The Las Vegas Raiders traded edge rusher Tyree Wilson to the New Orleans Saints on Saturday, the third day of the NFL Draft, sending the former seventh overall pick out of town in exchange for New Orleans’ 150th overall selection. Las Vegas also included its own seventh-round pick, No. 219 overall, in the deal.
Wilson, 25, was selected out of Texas Tech in the 2023 draft by a previous Raiders regime. He spent three seasons in Las Vegas, appeared in 50 games with seven starts, and finished his time there with 12 career sacks and 22 tackles for loss. He never recorded more than two sacks in a single season.
What Wilson actually produced in Las Vegas
The gap between Wilson’s draft position and his output became the defining story of his early career. Taken seventh overall, he arrived in Las Vegas carrying expectations of becoming a cornerstone pass rusher. Those expectations were not met.
His most consistent contributions came against the run. Ten of his 22 career tackles for loss came over his final two seasons, which suggests steady improvement in one area while his pass-rushing numbers remained well below what teams typically expect from a top-10 pick. The Raiders chose not to exercise Wilson’s fifth-year option before the trade, a decision that reflected their judgment on where his development was heading. New Orleans now inherits that decision.
How the Saints ended up with Wilson
New Orleans entered the back half of the draft with a clear interest in adding a pass rusher through trade. The Saints had been in contact with the New York Giants about edge rusher Kayvon Thibodeaux, the fifth overall pick in the 2022 draft, but New York’s asking price did not match what New Orleans was willing to spend. With that door closed, the Saints shifted toward Wilson.
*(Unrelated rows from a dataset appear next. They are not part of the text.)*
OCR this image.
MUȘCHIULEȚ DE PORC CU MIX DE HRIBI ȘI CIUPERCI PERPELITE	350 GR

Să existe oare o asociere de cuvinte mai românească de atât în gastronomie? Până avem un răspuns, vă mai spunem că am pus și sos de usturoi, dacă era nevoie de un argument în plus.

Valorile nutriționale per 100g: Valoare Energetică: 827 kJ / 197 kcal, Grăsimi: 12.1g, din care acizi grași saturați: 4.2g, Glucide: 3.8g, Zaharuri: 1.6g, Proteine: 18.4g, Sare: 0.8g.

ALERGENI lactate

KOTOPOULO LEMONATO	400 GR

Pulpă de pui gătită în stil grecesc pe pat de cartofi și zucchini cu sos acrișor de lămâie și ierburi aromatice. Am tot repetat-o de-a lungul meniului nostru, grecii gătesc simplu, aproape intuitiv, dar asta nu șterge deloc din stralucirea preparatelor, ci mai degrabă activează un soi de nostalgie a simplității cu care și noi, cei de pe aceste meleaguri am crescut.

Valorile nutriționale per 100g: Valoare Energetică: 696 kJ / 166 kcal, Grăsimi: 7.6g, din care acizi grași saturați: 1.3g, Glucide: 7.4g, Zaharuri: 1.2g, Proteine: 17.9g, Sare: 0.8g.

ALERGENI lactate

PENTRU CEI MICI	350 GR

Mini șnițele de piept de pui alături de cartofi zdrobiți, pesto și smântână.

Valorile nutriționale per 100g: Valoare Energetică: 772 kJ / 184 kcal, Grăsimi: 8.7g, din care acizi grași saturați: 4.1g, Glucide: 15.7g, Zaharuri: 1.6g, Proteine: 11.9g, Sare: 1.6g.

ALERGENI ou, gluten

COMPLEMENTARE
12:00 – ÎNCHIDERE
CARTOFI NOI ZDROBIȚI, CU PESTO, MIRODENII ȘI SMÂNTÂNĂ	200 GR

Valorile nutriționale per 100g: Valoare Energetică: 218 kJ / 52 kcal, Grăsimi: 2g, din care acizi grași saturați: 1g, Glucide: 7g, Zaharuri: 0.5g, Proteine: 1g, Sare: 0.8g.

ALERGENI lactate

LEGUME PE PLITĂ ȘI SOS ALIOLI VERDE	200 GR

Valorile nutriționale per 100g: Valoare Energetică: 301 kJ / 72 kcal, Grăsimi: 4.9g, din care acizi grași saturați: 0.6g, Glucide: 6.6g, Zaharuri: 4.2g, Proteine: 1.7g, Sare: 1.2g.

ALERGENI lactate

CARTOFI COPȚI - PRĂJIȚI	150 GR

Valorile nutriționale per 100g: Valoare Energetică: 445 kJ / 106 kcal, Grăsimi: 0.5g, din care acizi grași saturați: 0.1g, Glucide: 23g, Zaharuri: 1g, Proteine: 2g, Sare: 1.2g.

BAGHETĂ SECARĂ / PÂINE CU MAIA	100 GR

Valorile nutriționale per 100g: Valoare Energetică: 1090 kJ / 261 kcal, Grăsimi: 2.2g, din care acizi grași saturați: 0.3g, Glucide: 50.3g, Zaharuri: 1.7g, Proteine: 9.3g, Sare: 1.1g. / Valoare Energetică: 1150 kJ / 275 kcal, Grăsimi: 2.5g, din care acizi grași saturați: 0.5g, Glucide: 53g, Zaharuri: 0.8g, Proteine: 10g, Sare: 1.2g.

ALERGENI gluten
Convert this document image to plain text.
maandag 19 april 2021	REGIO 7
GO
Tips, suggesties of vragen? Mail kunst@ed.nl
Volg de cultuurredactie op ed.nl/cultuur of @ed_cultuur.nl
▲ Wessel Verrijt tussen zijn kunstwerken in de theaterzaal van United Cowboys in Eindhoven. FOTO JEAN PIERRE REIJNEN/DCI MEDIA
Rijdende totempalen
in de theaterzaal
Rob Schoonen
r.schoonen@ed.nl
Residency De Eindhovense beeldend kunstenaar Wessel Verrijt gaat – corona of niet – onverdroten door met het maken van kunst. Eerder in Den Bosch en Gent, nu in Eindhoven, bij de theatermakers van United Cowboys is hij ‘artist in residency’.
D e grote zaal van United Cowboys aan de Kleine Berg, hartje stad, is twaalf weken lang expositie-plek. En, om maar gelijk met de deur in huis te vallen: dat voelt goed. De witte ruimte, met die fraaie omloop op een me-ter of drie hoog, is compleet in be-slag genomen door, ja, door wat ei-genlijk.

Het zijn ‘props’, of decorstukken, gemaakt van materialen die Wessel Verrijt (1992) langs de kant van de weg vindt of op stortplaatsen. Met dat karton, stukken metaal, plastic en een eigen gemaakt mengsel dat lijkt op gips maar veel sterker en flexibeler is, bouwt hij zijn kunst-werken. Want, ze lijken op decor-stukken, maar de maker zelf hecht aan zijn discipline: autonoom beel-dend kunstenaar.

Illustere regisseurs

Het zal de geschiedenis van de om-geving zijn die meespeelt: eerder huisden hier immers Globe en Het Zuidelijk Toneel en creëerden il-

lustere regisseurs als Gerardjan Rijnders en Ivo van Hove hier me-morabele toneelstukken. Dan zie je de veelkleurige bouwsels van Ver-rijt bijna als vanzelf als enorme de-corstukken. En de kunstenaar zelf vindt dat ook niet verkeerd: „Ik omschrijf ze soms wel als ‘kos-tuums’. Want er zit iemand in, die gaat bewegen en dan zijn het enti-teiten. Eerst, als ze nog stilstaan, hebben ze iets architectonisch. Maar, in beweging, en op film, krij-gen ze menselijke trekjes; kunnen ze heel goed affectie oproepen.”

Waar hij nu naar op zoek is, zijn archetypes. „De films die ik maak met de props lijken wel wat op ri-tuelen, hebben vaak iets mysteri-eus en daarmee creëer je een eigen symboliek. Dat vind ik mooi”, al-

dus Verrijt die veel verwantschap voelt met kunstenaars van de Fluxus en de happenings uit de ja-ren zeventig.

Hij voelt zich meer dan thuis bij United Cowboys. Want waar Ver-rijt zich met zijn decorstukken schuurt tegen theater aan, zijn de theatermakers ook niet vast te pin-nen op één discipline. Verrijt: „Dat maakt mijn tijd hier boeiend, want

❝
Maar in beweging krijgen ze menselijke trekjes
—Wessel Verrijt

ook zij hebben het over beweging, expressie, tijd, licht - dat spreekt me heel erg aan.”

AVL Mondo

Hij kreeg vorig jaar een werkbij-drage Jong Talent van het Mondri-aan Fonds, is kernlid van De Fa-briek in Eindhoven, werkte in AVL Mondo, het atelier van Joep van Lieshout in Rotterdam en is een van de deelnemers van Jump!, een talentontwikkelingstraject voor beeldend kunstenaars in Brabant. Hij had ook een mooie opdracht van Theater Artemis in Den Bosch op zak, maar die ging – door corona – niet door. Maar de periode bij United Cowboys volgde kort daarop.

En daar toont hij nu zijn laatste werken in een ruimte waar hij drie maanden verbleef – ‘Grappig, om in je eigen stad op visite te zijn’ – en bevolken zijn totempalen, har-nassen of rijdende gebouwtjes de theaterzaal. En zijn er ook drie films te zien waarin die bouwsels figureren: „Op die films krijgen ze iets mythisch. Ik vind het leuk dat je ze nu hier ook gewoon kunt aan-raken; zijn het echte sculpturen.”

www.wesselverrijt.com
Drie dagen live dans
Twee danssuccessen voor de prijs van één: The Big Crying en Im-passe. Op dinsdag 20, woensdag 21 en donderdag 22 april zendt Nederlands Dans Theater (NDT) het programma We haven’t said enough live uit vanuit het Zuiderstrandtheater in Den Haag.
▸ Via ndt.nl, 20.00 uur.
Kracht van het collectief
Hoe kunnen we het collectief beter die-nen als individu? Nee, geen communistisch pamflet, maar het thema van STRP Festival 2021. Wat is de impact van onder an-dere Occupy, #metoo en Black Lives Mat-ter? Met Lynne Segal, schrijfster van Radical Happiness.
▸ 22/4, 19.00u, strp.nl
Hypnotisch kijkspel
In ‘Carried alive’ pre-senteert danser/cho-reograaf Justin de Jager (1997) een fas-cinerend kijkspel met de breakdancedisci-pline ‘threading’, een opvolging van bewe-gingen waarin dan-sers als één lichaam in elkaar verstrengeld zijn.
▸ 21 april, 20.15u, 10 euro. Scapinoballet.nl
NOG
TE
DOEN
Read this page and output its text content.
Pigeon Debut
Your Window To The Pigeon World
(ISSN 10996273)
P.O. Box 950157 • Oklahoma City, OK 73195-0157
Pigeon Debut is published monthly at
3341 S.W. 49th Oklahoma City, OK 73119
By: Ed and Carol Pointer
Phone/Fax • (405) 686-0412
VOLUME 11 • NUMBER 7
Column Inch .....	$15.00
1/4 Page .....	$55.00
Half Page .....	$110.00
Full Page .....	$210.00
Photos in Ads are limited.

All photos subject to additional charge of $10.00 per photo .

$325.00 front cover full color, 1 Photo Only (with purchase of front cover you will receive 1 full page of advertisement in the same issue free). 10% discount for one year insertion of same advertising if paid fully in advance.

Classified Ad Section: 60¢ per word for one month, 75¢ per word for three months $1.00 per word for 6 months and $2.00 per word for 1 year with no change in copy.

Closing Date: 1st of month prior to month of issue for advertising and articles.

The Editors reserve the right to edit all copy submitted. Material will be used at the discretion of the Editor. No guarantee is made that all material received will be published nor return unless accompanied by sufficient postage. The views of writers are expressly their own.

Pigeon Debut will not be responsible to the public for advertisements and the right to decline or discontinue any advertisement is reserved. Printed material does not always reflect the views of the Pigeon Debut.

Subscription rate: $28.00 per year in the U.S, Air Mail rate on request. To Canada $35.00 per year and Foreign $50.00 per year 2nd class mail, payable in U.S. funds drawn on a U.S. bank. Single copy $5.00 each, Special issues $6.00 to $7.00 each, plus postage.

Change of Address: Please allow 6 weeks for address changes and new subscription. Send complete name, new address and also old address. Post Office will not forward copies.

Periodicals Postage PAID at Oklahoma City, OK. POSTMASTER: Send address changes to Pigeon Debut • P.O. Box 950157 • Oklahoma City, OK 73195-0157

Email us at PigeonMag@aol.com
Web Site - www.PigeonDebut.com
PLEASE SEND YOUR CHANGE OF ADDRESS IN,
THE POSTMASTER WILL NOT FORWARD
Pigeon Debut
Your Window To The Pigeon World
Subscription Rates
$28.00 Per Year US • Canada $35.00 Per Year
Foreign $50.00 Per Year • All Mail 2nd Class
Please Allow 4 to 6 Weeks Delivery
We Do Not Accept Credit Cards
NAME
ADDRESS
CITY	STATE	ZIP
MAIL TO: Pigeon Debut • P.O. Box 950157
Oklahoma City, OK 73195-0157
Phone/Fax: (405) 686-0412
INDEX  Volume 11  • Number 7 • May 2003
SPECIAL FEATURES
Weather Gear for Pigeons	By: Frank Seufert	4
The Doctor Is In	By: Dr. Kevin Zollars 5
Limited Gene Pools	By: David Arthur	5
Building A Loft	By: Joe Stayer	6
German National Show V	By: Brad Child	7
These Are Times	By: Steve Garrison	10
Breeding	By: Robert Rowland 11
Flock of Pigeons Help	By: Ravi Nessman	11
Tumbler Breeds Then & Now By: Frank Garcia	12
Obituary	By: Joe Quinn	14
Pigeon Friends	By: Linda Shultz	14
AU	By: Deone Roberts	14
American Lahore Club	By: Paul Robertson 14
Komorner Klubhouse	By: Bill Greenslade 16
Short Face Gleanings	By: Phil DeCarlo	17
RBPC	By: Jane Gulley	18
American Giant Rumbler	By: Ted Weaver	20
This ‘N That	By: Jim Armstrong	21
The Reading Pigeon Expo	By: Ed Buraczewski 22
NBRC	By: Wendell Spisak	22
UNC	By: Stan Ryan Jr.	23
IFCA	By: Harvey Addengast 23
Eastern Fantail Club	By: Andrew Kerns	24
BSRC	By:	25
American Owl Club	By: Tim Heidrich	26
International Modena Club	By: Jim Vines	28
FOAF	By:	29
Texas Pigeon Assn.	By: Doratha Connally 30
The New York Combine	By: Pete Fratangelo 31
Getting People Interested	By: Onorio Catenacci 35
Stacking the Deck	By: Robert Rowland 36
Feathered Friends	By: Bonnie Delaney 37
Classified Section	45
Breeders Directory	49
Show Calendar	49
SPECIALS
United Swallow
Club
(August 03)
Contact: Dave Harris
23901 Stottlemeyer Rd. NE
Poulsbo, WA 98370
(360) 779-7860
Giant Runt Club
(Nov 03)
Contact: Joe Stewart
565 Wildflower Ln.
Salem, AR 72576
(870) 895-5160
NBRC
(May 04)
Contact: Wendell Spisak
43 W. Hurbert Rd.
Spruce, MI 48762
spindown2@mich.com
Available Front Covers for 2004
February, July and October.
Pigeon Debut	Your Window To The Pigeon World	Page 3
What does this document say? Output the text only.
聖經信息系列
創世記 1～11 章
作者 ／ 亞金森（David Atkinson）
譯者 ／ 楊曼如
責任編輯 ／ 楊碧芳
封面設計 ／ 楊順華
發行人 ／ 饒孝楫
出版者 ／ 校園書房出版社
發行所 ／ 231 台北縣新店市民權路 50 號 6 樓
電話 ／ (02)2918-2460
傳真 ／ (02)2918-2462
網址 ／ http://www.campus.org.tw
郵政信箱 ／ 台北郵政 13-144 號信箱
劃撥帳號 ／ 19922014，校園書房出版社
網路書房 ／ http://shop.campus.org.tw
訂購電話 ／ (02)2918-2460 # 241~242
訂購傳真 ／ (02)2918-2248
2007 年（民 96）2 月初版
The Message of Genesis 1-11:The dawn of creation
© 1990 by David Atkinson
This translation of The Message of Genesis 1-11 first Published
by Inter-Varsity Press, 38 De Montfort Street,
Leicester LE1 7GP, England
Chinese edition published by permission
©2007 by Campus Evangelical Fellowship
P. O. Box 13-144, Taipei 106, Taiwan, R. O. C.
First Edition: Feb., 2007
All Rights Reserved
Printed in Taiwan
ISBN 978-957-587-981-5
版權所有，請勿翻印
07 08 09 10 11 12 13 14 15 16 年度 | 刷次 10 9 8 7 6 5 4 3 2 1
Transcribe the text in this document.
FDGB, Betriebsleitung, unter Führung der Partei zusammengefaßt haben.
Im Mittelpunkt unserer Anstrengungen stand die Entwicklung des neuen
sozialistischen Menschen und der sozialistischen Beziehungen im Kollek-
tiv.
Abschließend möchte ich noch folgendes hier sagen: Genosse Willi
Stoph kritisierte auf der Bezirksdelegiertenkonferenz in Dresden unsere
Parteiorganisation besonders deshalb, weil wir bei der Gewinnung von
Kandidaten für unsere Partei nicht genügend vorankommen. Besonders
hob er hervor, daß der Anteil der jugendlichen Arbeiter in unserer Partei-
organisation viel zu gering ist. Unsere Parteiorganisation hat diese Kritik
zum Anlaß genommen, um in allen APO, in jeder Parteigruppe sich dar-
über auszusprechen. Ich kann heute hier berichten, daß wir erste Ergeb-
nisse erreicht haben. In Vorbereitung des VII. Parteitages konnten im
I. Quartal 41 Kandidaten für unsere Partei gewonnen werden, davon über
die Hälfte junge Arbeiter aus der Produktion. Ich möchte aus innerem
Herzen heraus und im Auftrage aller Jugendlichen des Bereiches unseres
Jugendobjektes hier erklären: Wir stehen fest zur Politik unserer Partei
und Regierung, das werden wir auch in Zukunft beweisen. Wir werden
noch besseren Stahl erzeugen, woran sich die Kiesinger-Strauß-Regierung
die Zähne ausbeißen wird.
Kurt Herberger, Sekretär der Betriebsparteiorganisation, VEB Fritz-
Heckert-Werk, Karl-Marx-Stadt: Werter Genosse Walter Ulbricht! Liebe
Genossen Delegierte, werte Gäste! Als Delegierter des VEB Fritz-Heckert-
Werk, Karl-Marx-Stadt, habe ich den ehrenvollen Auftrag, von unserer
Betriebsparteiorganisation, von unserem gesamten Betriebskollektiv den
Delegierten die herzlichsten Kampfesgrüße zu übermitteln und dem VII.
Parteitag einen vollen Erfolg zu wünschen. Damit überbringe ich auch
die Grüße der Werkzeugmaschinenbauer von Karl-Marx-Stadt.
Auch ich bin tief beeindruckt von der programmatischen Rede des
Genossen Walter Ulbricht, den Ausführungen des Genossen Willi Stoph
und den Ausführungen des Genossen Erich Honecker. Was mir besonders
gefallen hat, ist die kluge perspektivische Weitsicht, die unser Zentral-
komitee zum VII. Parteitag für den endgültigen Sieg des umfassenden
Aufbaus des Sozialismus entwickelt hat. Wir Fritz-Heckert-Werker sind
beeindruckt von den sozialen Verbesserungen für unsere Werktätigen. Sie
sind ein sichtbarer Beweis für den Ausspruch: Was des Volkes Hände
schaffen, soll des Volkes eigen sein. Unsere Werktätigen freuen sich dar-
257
The parallel between the two players is worth noting, mostly in terms of draft pedigree. Both were top-10 picks who have not produced at the level their selection implied. Wilson’s career numbers fall well short of Thibodeaux’s, but the Saints are clearly betting that the physical traits that made Wilson a top-10 pick in the first place are still there and still developable.
What the Raiders do with what they got back
Las Vegas turned the 150th pick it received from New Orleans into safety Dalton Johnson out of Arizona. The selection reunites Johnson with Treydan Stukes, whom the Raiders had already taken in the second round at No. 38 overall. Both players came out of the same Arizona program.
The pick addressed a genuine positional need. The Raiders entered the draft with just two safeties under contract in Jeremy Chinn and Isaiah Pola-Mao, both of whom started in 2025 but are heading into the final years of their deals. Stukes is expected to contribute immediately. Johnson gives the team a developmental option behind him.
What this trade says about where both franchises stand
The Wilson deal fits the broader picture of a Raiders organization that is actively rebuilding and reallocating resources. Trading a player who had not grown into his draft value for capital that addressed an immediate positional need reflects a front office that has chosen to move forward rather than wait any longer for a return on a pick made by a previous regime.
For the Saints, the calculus is different. New Orleans has fewer answers at edge rusher and has now committed to the upside case that Las Vegas eventually gave up on. Whether Wilson can deliver on that upside in a new environment is an open question, but the Saints are paying a modest price to find out.
Wilson now has one year remaining on his rookie deal to show New Orleans something worth building on. Both organizations made choices this weekend that reflected where they are and where they are trying to go. How this one ages will depend almost entirely on what Wilson does next.